# ATI oder NVidia ?

## Sandlord

Hallo !

Demnächst möchte ich mir eine neue Grafikkarte zulegen. Bisher hatte ich eine Geforce2MX, mit der ich zwar zufieden war, aber mir nun zu alt ist.

Wie sieht die Treiberlage unter Linux aus ? Mit NVidia bin ich unter LKinux immer zufrieden gewesen; wie sieht die Unterstüzung der ATI Karten aus ?

ATI 9600 PRO oder 9800PRO ?

Gruß,

Sandlord

----------

## mario88

Also ich empfehle für Linux ne NVIDIA-Karte, die ATI-Treiber sind zwar auch schon ganz gut, aber man hat mit ihnen immer noch mehr Probleme, als mit den NVIDIA-Treibern.

----------

## Stere

 *Quote:*   

> ATI-Treiber [...] man hat mit ihnen immer noch mehr Probleme

 

Welche Probleme gibts denn da? Ich stehe auch vor der Wahl einer neuen Gra-Ka und tendiere mehr zu einer ATI 9600 Pro. Die neueren NVidia-Karten scheinen ja nicht so toll zu sein, siehe auch:

http://www.heise.de/newsticker/data/ad-13.09.03-004/

Gut, nun gibt es ja unter Linux kein DirectX, aber ich möchte natürlich auch da 'ne leistungsfähige Gra-Ka. Ob das nun im Moment ausgenutzt wird oder nicht, aber zumindest für die Zukunft.

Gruß Steffen

----------

## MIT_Service

Generell ist die neue Nvidia GraKa Generation rein Hardwaretechnisch der ATI Konkurrenz überlegen - jetzt rein von den Möglichkeiten die sie dem Programmierer liefert. Nur gibtes im Moment noch niemanden der diese Funktionen verwendet hat, und deshalb kann man sie auch noch nciht benchmarken - evtl ändert sich das ja mit Doom3.

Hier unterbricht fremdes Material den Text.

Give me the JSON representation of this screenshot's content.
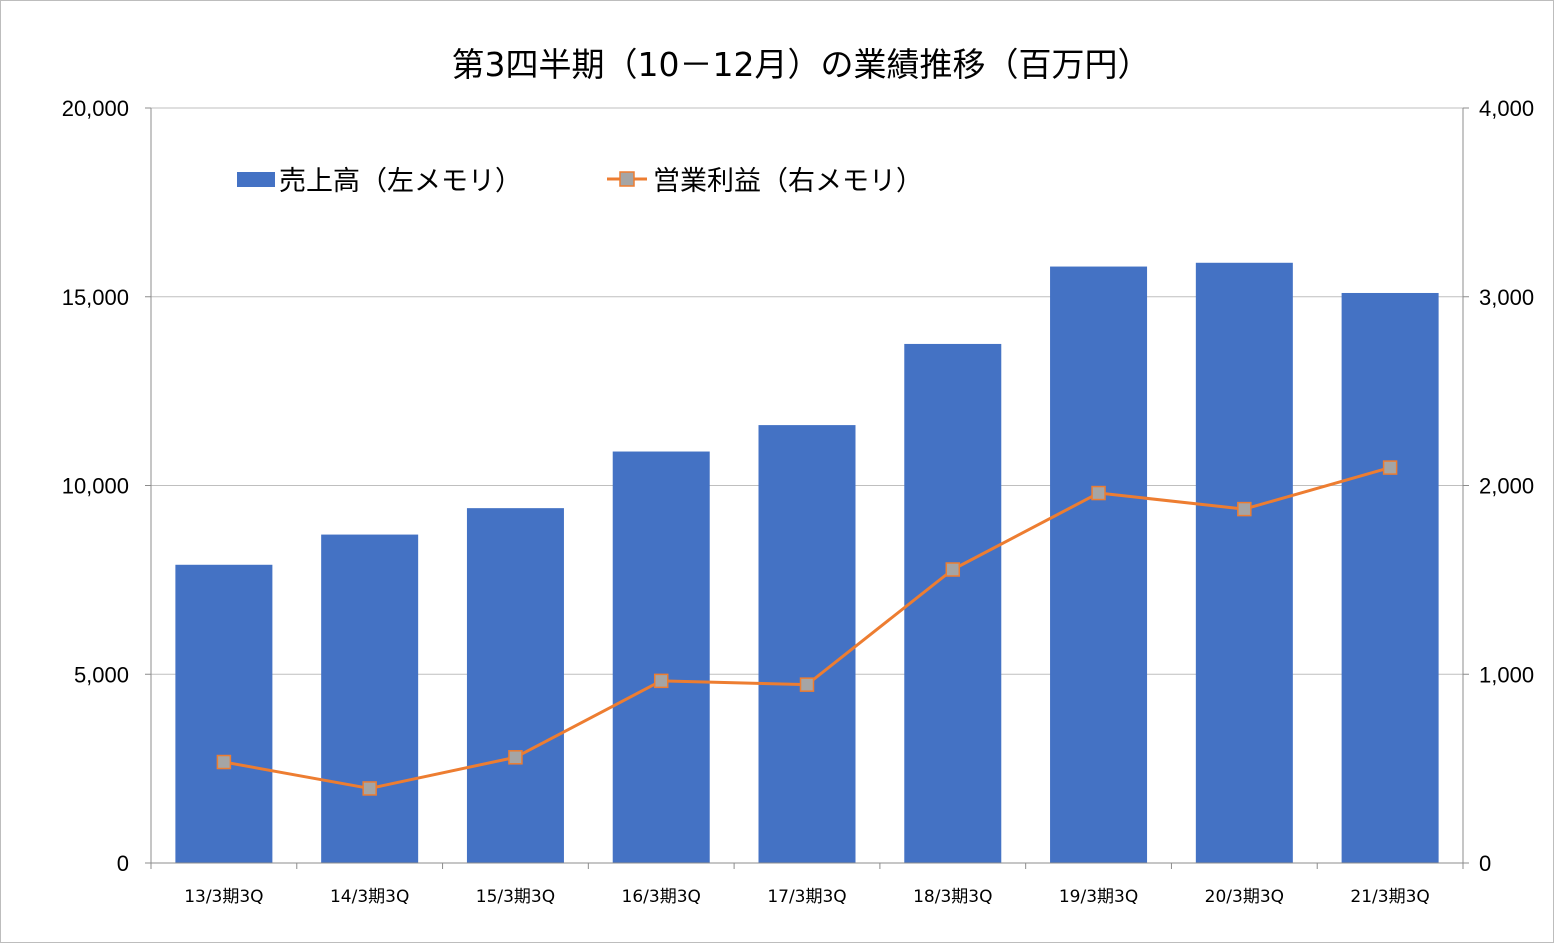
{
  "chart_data": {
    "type": "bar+line",
    "title": "第3四半期（10－12月）の業績推移（百万円）",
    "categories": [
      "13/3期3Q",
      "14/3期3Q",
      "15/3期3Q",
      "16/3期3Q",
      "17/3期3Q",
      "18/3期3Q",
      "19/3期3Q",
      "20/3期3Q",
      "21/3期3Q"
    ],
    "series": [
      {
        "name": "売上高（左メモリ）",
        "type": "bar",
        "axis": "left",
        "color": "#4472C4",
        "values": [
          7900,
          8700,
          9400,
          10900,
          11600,
          13750,
          15800,
          15900,
          15100
        ]
      },
      {
        "name": "営業利益（右メモリ）",
        "type": "line",
        "axis": "right",
        "color": "#ED7D31",
        "marker_color": "#A5A5A5",
        "values": [
          535,
          395,
          560,
          965,
          945,
          1555,
          1960,
          1875,
          2095
        ]
      }
    ],
    "y_left": {
      "min": 0,
      "max": 20000,
      "ticks": [
        0,
        5000,
        10000,
        15000,
        20000
      ],
      "tick_labels": [
        "0",
        "5,000",
        "10,000",
        "15,000",
        "20,000"
      ]
    },
    "y_right": {
      "min": 0,
      "max": 4000,
      "ticks": [
        0,
        1000,
        2000,
        3000,
        4000
      ],
      "tick_labels": [
        "0",
        "1,000",
        "2,000",
        "3,000",
        "4,000"
      ]
    },
    "grid": true,
    "legend_position": "top-left"
  }
}
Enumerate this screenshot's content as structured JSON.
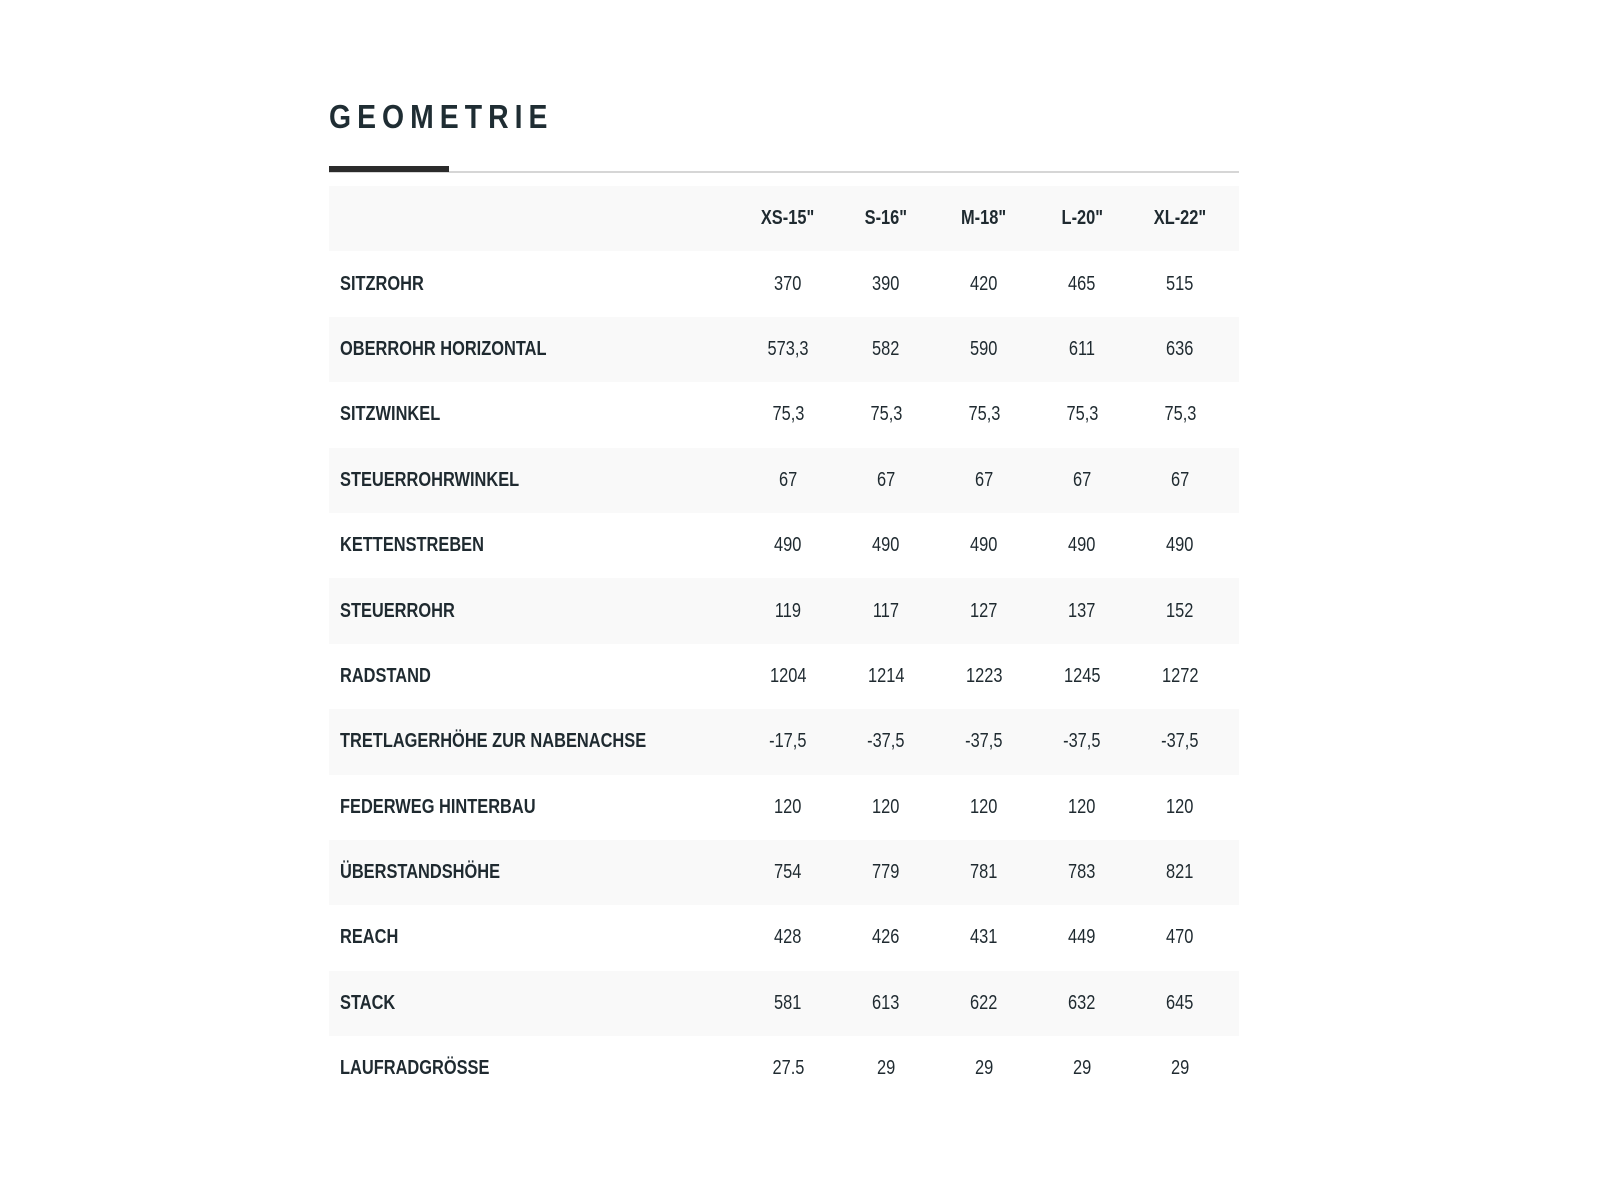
{
  "title": "GEOMETRIE",
  "table": {
    "columns": [
      "XS-15\"",
      "S-16\"",
      "M-18\"",
      "L-20\"",
      "XL-22\""
    ],
    "rows": [
      {
        "label": "SITZROHR",
        "values": [
          "370",
          "390",
          "420",
          "465",
          "515"
        ]
      },
      {
        "label": "OBERROHR HORIZONTAL",
        "values": [
          "573,3",
          "582",
          "590",
          "611",
          "636"
        ]
      },
      {
        "label": "SITZWINKEL",
        "values": [
          "75,3",
          "75,3",
          "75,3",
          "75,3",
          "75,3"
        ]
      },
      {
        "label": "STEUERROHRWINKEL",
        "values": [
          "67",
          "67",
          "67",
          "67",
          "67"
        ]
      },
      {
        "label": "KETTENSTREBEN",
        "values": [
          "490",
          "490",
          "490",
          "490",
          "490"
        ]
      },
      {
        "label": "STEUERROHR",
        "values": [
          "119",
          "117",
          "127",
          "137",
          "152"
        ]
      },
      {
        "label": "RADSTAND",
        "values": [
          "1204",
          "1214",
          "1223",
          "1245",
          "1272"
        ]
      },
      {
        "label": "TRETLAGERHÖHE ZUR NABENACHSE",
        "values": [
          "-17,5",
          "-37,5",
          "-37,5",
          "-37,5",
          "-37,5"
        ]
      },
      {
        "label": "FEDERWEG HINTERBAU",
        "values": [
          "120",
          "120",
          "120",
          "120",
          "120"
        ]
      },
      {
        "label": "ÜBERSTANDSHÖHE",
        "values": [
          "754",
          "779",
          "781",
          "783",
          "821"
        ]
      },
      {
        "label": "REACH",
        "values": [
          "428",
          "426",
          "431",
          "449",
          "470"
        ]
      },
      {
        "label": "STACK",
        "values": [
          "581",
          "613",
          "622",
          "632",
          "645"
        ]
      },
      {
        "label": "LAUFRADGRÖSSE",
        "values": [
          "27.5",
          "29",
          "29",
          "29",
          "29"
        ]
      }
    ]
  },
  "colors": {
    "text": "#1f2a30",
    "accent": "#2b2b2b",
    "row_shade": "#f9f9f9",
    "rule": "#d6d6d6"
  }
}
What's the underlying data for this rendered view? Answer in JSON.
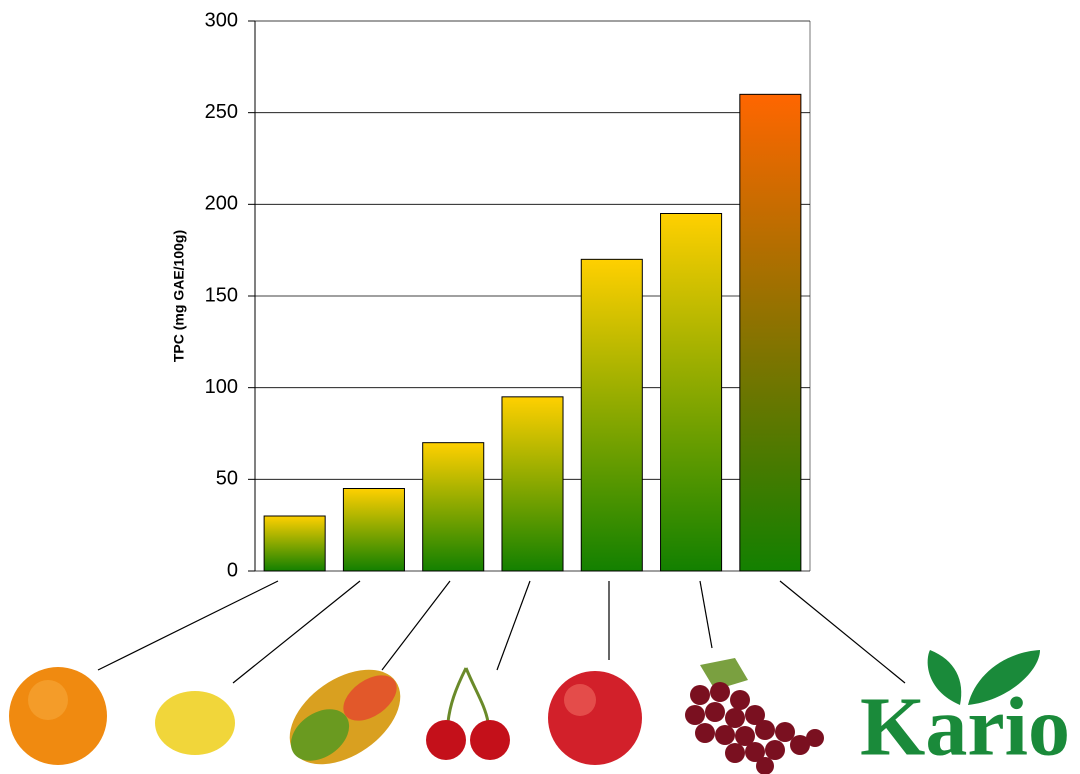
{
  "chart_data": {
    "type": "bar",
    "y_label": "TPC (mg GAE/100g)",
    "categories": [
      null,
      null,
      null,
      null,
      null,
      null,
      null
    ],
    "values": [
      30,
      45,
      70,
      95,
      170,
      195,
      260
    ],
    "colors": [
      "#ffd000",
      "#ffd000",
      "#ffd000",
      "#ffd000",
      "#ffd000",
      "#ffd000",
      "#ff6600"
    ],
    "base_color": "#138000",
    "ylim": [
      0,
      300
    ],
    "yticks": [
      0,
      50,
      100,
      150,
      200,
      250,
      300
    ],
    "grid": true,
    "annotations": [
      "Kario"
    ]
  }
}
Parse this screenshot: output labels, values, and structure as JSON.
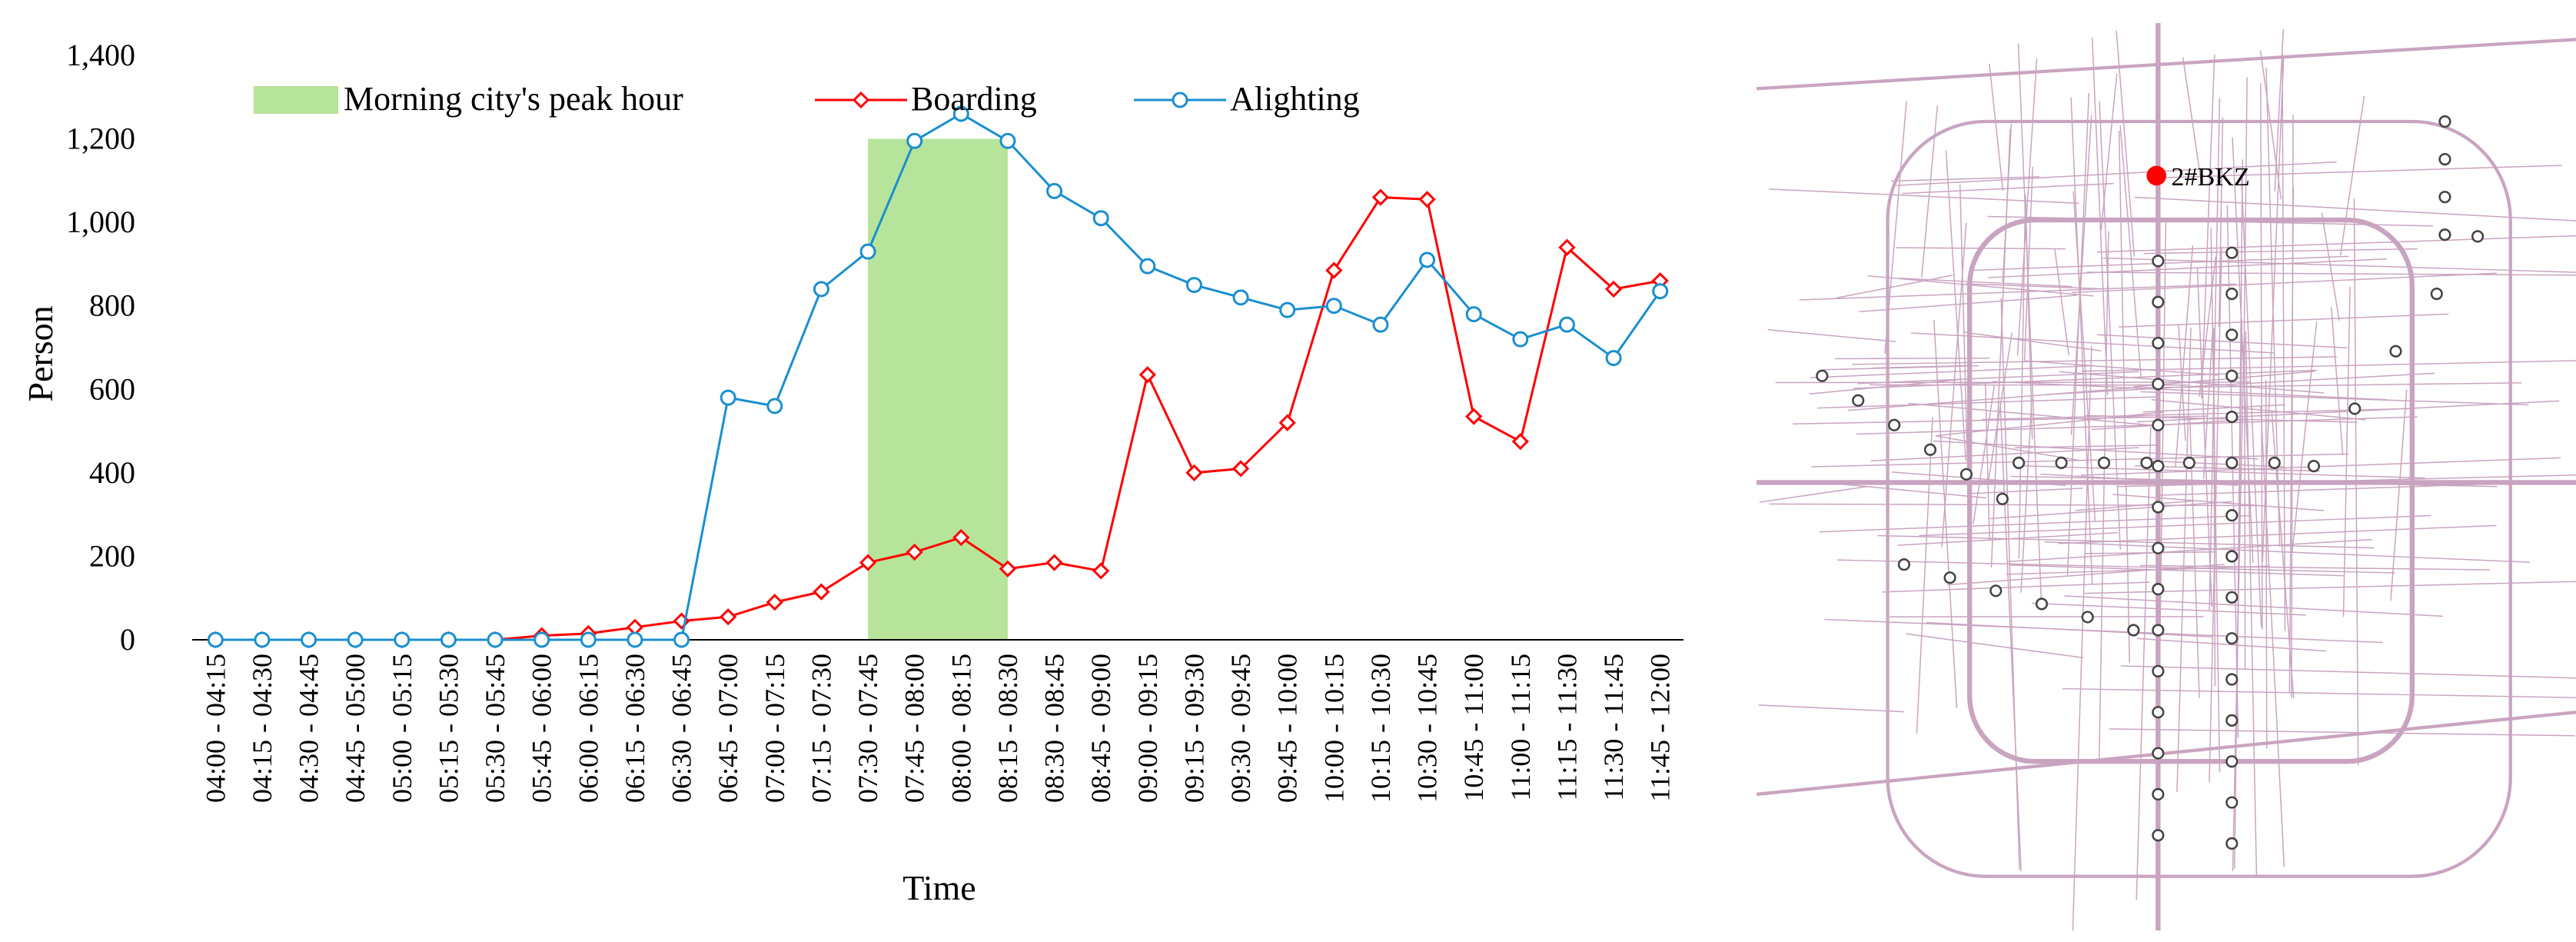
{
  "chart_data": {
    "type": "line",
    "title": "",
    "xlabel": "Time",
    "ylabel": "Person",
    "ylim": [
      0,
      1400
    ],
    "yticks": [
      0,
      200,
      400,
      600,
      800,
      1000,
      1200,
      1400
    ],
    "ytick_labels": [
      "0",
      "200",
      "400",
      "600",
      "800",
      "1,000",
      "1,200",
      "1,400"
    ],
    "grid": false,
    "legend_position": "top",
    "categories": [
      "04:00 - 04:15",
      "04:15 - 04:30",
      "04:30 - 04:45",
      "04:45 - 05:00",
      "05:00 - 05:15",
      "05:15 - 05:30",
      "05:30 - 05:45",
      "05:45 - 06:00",
      "06:00 - 06:15",
      "06:15 - 06:30",
      "06:30 - 06:45",
      "06:45 - 07:00",
      "07:00 - 07:15",
      "07:15 - 07:30",
      "07:30 - 07:45",
      "07:45 - 08:00",
      "08:00 - 08:15",
      "08:15 - 08:30",
      "08:30 - 08:45",
      "08:45 - 09:00",
      "09:00 - 09:15",
      "09:15 - 09:30",
      "09:30 - 09:45",
      "09:45 - 10:00",
      "10:00 - 10:15",
      "10:15 - 10:30",
      "10:30 - 10:45",
      "10:45 - 11:00",
      "11:00 - 11:15",
      "11:15 - 11:30",
      "11:30 - 11:45",
      "11:45 - 12:00"
    ],
    "peak_band": {
      "name": "Morning city's peak hour",
      "from_category": "07:30 - 07:45",
      "to_category": "08:15 - 08:30",
      "color": "#b6e49a"
    },
    "series": [
      {
        "name": "Boarding",
        "color": "#ff0000",
        "marker": "diamond",
        "values": [
          0,
          0,
          0,
          0,
          0,
          0,
          0,
          10,
          15,
          30,
          45,
          55,
          90,
          115,
          185,
          210,
          245,
          170,
          185,
          165,
          635,
          400,
          410,
          520,
          885,
          1060,
          1055,
          535,
          475,
          940,
          840,
          860
        ]
      },
      {
        "name": "Alighting",
        "color": "#1a8fd0",
        "marker": "circle",
        "values": [
          0,
          0,
          0,
          0,
          0,
          0,
          0,
          0,
          0,
          0,
          0,
          580,
          560,
          840,
          930,
          1195,
          1260,
          1195,
          1075,
          1010,
          895,
          850,
          820,
          790,
          800,
          755,
          910,
          780,
          720,
          755,
          675,
          835
        ]
      }
    ]
  },
  "map": {
    "station_label": "2#BKZ",
    "highlight_color": "#ff0000",
    "road_color": "#c9a4c0"
  }
}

Das Problem von Nvidia ist halt das sie mit ihrer Karte generell die technischen Möglichkeiten ausgenutzt haben , aber nicht mit Fokus auf Optimierung von realer Spieleleistung. Also wenn du ne Karte zum zocken willst bist im mom Preistechnisch und Leistungstechnisch gut mit ner Radeon bedient (wenn du viel Win verwendest, denn unter Linux sind meines Wissens nach die Treiber echt nicht so der Hit).

Gespannt bin ich nur mal wie sich das mit den GF FX Karten weiterentwickelt. Von den technischen Daten her sind sie teilweise den Radeons haushoch überlegen. (und Carmack hat beim Release auch ziemlich von er FX geschwärmt - abe der hat ja ein etwas anderes Nutzerprofil als die meisten von uns...)

Außerdem bin ich bei dem Heise artikel eher skeptisch: siehe:http://www.heise.de/newsticker/foren/go.shtml?read=1&msg_id=4212953&forum_id=47223

----------

## Arkus

@MIT_Service:

Hast du die Half-Life 2 Benchmarks gesehn? Da ist selbst ne Radeon 9600Pro deutlich schneller als ne Geforce 5900 und Half-Life 2 sollte nun wirklich die Möglichkeiten einer Geforce FX ausnutzen. Auch Carmack sagt, dass ne Radeon deutlich schneller bei Doom ist, wenn man den Standardrenderpfad benutzt.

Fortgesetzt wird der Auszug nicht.